Die melodischen Triller und Schnalzlaute seiner cinrusskischen Sprache wechselten die Tonlage, und nach Cha Thrats Erfahrungen klang in den vom Translator übersetzten Worten des kleinen Empathen zum erstenmal die Entschlossenheit und der Nachdruck eines Herrschers an. „Solange die Sommaradvanerin nicht vorbehaltlos versprechen kann, daß eine Wiederholung des Vorfalls wie bei der Hudlarer-Amputation unmöglich ist, wird sie nicht die Erlaubnis erhalten zu assistieren.

Die Wartungstechnikerin und Heilerin wird nur aus einem einzigen Grund gebraucht“, fuhr er fort, „weil die unmittelbare Nähe der erfahreneren medizinischen Kräfte für die Patientin schädlich erscheint. Die Sommaradvanerin wird sich selbst einfach als organische Sonde betrachten, deren Verstand, Sinnesorgane und Finger der Leitung des Chefarztes unterstehen, der die alleinige Verantwortung für die Behandlung und das spätere Schicksal der Patientin trägt. Ist das deutlich verstanden worden?“

Die Vorstellung, die Verantwortung für ihr Handeln mit jemandem zu teilen oder sogar — wie in diesem Fall — ganz zu übertragen, war einer Chirurgin für Krieger zutiefst zuwider, auch wenn sie Priliclas Gründe gut nachvollziehen konnte.
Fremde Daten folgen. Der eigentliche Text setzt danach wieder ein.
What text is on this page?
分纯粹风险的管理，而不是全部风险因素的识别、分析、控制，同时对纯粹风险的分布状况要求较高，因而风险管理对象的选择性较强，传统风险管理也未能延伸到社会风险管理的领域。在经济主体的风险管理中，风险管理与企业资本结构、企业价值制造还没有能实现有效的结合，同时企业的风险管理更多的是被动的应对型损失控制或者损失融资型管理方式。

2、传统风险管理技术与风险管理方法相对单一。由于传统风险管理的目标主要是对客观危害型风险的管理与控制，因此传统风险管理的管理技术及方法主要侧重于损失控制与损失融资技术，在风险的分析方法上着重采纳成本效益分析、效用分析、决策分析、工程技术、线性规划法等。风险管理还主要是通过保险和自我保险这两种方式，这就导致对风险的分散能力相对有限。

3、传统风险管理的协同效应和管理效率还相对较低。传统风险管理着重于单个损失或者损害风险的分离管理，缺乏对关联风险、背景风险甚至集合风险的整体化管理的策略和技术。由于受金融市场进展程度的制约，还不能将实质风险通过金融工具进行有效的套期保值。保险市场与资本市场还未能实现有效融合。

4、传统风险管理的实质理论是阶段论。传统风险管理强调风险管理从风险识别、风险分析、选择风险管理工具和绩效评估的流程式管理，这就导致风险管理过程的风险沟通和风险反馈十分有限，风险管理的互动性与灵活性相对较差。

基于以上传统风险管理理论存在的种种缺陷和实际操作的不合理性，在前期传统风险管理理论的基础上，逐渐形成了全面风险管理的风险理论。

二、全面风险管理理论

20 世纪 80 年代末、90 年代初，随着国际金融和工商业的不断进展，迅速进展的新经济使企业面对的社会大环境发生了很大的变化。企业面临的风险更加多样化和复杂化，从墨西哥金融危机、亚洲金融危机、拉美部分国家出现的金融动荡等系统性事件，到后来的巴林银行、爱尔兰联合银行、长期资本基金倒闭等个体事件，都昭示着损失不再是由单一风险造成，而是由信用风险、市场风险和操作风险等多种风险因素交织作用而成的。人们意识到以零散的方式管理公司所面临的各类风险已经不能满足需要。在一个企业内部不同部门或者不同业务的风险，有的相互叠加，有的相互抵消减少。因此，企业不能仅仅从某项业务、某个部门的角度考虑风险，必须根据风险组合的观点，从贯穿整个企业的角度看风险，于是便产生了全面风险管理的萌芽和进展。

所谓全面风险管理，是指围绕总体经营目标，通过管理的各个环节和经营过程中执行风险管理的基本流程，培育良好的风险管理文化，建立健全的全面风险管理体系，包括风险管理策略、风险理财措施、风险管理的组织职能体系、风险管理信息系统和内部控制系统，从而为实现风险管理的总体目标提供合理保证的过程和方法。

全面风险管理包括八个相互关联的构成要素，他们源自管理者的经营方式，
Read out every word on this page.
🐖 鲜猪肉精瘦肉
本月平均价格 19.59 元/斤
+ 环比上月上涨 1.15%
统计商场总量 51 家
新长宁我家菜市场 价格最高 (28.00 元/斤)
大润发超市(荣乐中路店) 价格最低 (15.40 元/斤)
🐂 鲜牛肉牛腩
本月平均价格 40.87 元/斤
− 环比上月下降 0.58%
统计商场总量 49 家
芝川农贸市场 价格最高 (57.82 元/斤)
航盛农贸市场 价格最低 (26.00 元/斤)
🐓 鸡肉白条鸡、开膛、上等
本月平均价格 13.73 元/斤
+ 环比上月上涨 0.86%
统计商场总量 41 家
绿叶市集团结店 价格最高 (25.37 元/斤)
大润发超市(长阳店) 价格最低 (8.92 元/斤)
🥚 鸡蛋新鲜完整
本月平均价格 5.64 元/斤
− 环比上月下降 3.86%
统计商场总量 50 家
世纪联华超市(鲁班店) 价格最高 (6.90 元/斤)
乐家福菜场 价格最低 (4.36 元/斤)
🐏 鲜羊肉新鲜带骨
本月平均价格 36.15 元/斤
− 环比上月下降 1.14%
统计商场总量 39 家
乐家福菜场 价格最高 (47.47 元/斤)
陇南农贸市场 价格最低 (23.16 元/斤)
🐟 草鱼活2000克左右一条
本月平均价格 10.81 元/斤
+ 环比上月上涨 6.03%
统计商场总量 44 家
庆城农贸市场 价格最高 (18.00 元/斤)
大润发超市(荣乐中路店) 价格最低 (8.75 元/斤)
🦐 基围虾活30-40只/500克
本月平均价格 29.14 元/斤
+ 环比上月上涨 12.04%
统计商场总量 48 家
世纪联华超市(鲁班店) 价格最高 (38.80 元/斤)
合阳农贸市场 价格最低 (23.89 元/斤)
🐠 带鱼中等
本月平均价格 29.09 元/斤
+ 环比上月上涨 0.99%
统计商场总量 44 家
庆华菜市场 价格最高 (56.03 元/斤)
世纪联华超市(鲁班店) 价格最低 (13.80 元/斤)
Doch noch stärker als die Schmach, die sie dabei empfand, war das plötzlich aufwallende Gefühl der Dankbarkeit und des Stolzes, wieder einmal als Heilerin an die Arbeit gerufen zu werden.

„Es ist verstanden worden“, bestätigte Cha Thrat.

Schweigend gab der Empath zu verstehen, daß er von der Frequenz des Sondenkommunikators auf die des internen Anzugfanks wechselte, damit ihm der Zwang, sich der unpersönlichen Ausdrucksweise der zuhörenden Gogleskanerin zu bedienen, nicht mehr das Formulieren erschwerte.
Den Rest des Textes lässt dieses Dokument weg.